「三笠」の建造
当時の日本は、未だ自国で戦艦を建造する能力が
なかったため、英国に「三笠」の建造を発注しました。

英国の西岸中部の都市、バーロー・イン・ファーネス
にあるヴィッカーズ造船所において、明治32年(1899)
1月起工され、3年余の歳月をかけ明治35年(1902)
3月に竣工しました。

建造費は880万円(88万ポンド)でした。


<参考文:財団法人 三笠保存会>

「三笠」の回航

明治33年(1900)6月、艦長 早瀬源吾大佐が、翌34年の秋、副長以下乗組員200名がヴィッカーズ造船所に到着。「三笠」で館内居住を始め、装備機器の習熟に務めました。

明治35年3月1日、「三笠」は竣工、直ちに引渡しを受け、3月13日に回航の途につき、5月18日に横須賀港に到着しました。


<参考文:財団法人 三笠保存会>

三笠の活躍

明治35年(1902)7月21日に常備艦隊に編入。11月5日に常備艦隊の旗艦となり、12月28日に連合艦隊旗艦となりました。

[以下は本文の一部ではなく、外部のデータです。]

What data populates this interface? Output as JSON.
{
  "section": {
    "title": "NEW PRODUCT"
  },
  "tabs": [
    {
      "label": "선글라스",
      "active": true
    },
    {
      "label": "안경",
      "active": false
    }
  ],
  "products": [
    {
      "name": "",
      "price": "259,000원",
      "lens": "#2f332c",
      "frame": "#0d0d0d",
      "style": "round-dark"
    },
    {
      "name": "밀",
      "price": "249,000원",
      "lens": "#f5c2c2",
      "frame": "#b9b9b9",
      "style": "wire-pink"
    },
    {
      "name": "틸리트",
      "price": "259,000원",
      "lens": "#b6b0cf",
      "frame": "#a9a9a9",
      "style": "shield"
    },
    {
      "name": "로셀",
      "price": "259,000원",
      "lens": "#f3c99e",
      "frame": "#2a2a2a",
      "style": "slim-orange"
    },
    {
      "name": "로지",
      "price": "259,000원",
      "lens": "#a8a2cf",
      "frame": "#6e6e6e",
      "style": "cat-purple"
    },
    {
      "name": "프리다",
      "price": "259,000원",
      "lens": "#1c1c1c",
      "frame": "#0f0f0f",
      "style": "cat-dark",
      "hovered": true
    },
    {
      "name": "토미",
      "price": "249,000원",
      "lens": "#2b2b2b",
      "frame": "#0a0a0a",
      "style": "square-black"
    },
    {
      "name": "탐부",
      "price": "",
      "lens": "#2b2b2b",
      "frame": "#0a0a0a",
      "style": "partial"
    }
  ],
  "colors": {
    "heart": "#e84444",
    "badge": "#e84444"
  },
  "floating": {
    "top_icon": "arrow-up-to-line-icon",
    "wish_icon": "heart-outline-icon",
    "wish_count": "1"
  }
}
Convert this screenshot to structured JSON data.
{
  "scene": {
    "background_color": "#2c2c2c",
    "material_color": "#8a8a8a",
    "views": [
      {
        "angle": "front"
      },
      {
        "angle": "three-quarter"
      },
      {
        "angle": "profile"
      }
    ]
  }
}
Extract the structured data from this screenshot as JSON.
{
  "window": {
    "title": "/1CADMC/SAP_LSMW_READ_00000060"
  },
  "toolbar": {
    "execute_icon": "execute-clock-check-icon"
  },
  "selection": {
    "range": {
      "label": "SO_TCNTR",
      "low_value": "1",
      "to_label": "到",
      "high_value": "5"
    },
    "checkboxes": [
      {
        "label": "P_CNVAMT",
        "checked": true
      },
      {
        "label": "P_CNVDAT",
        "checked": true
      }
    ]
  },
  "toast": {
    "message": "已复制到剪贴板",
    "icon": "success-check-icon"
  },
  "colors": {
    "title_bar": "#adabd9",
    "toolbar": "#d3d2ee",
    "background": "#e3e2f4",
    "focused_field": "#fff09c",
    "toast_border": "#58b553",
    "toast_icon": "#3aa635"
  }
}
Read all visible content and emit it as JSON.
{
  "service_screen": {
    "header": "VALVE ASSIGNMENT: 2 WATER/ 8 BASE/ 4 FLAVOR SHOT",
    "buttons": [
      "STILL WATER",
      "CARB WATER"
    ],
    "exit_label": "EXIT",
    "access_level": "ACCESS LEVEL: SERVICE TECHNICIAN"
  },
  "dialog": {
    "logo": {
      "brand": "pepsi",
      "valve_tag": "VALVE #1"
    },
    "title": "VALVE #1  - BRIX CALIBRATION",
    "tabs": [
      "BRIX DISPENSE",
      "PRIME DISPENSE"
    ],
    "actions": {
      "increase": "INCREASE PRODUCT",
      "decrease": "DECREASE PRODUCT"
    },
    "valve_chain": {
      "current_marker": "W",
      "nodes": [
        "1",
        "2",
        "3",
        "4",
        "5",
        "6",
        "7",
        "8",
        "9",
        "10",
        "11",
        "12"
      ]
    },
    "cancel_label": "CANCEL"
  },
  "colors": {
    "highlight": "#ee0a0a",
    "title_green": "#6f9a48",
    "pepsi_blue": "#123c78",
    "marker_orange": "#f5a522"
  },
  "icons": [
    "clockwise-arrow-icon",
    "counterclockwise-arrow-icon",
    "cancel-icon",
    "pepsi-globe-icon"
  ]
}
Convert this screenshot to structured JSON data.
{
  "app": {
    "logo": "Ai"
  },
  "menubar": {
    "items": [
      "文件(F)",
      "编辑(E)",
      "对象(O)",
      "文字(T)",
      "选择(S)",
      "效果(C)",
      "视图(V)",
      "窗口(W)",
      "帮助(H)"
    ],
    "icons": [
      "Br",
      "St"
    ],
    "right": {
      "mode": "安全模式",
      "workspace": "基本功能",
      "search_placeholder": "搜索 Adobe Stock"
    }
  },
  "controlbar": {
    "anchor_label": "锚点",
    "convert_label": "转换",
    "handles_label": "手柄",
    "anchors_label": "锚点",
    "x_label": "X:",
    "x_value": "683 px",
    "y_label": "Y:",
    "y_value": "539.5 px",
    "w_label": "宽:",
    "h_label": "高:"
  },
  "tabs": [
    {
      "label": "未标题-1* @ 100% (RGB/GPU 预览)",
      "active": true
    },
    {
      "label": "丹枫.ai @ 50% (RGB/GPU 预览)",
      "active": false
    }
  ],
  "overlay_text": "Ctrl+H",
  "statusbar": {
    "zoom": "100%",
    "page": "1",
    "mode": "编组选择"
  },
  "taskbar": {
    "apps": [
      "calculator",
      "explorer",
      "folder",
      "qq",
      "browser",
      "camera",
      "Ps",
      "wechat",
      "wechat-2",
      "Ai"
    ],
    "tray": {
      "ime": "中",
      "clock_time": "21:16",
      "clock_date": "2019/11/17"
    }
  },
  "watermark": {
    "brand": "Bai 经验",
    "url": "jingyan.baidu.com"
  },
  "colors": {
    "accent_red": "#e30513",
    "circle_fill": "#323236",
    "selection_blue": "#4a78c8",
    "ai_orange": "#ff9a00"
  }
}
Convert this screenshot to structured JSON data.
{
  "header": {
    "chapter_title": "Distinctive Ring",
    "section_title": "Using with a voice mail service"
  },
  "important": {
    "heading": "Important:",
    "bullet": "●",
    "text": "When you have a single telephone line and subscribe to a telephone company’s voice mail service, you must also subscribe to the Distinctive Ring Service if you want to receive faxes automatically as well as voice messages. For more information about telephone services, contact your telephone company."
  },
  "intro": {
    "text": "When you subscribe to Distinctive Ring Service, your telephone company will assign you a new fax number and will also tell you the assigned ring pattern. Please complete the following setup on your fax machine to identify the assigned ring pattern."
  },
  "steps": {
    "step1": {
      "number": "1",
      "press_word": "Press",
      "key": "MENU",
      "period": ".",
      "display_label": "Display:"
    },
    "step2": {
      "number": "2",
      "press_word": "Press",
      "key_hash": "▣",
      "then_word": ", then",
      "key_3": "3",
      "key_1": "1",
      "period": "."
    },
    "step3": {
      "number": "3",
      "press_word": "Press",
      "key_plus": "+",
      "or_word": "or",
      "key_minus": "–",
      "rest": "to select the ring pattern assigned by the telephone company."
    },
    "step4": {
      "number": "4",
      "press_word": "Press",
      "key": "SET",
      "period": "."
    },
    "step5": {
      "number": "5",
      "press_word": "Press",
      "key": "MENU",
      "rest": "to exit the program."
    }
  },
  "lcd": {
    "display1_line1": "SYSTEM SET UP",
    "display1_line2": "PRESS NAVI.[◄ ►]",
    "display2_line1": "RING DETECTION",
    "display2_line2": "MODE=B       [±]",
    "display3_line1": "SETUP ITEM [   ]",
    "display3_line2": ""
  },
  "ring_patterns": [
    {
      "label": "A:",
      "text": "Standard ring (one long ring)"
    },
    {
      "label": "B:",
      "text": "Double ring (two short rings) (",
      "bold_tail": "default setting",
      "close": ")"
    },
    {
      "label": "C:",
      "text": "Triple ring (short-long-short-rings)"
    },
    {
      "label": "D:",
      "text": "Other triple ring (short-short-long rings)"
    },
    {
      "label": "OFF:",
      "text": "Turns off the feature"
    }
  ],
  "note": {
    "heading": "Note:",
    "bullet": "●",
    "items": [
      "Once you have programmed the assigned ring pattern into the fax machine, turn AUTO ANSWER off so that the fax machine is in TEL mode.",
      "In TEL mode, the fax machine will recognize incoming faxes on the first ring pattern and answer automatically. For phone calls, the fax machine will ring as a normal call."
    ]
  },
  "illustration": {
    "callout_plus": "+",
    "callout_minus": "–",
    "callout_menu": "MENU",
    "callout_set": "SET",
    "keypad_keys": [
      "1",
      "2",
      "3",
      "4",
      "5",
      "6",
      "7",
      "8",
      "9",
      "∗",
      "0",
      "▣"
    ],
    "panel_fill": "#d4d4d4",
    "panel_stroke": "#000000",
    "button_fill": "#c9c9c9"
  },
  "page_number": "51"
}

明治37年(1904)2月に旅順艦隊攻撃に参戦、8月には黄海海戦に参戦。

明治38年(1905)5月27日に日本海海戦に参戦しました。

詳しくは 三笠保存会 http://www.kinenkan-mikasa.or.jp

爆沈事故

明治38年(1905)9月11日、0時30分、「三笠」の後部左舷15センチ砲の火薬庫が爆発、その直後に30センチ砲の火薬庫に誘爆、「三笠」は炎に包まれ、煙突、マスト、艦橋の一部を海面に残して佐世保港に沈座、死者251名を出す大惨事となりました。

引き揚げ作業は困難を極めましたが、翌年8月7日に浮上に成功しました。

第一線への復帰〜除籍

明治41年(1908)修理された「三笠」は第一艦隊の旗艦として任務に復帰し、海上の防衛警備に従事しました。

大正元年(1912)12月、第一線を退き、予備艦隊旗艦として舞鶴管区の沿岸警備の任務に就きましたが、大正3年(1914)、第一次世界大戦の勃発に伴い、第二艦隊に配属され、ドイツ東洋艦隊に備えました。

その後、大正7年(1918)には第五艦隊旗艦として、ロシア革命における在留邦人保護のためにウラジオ方面に派遣されましたが、大正10年(1921)9月、ウラジオ沖のアスコルド海峡で座礁した「三笠」は横須賀で転籍となり、岸壁に係留されました。

同年、ワシントン軍縮会議が開催され「三笠」の廃艦が決定しましたが、大正12年(1923)9月には関東大震災によって船体を損傷し、軍籍から除籍されました。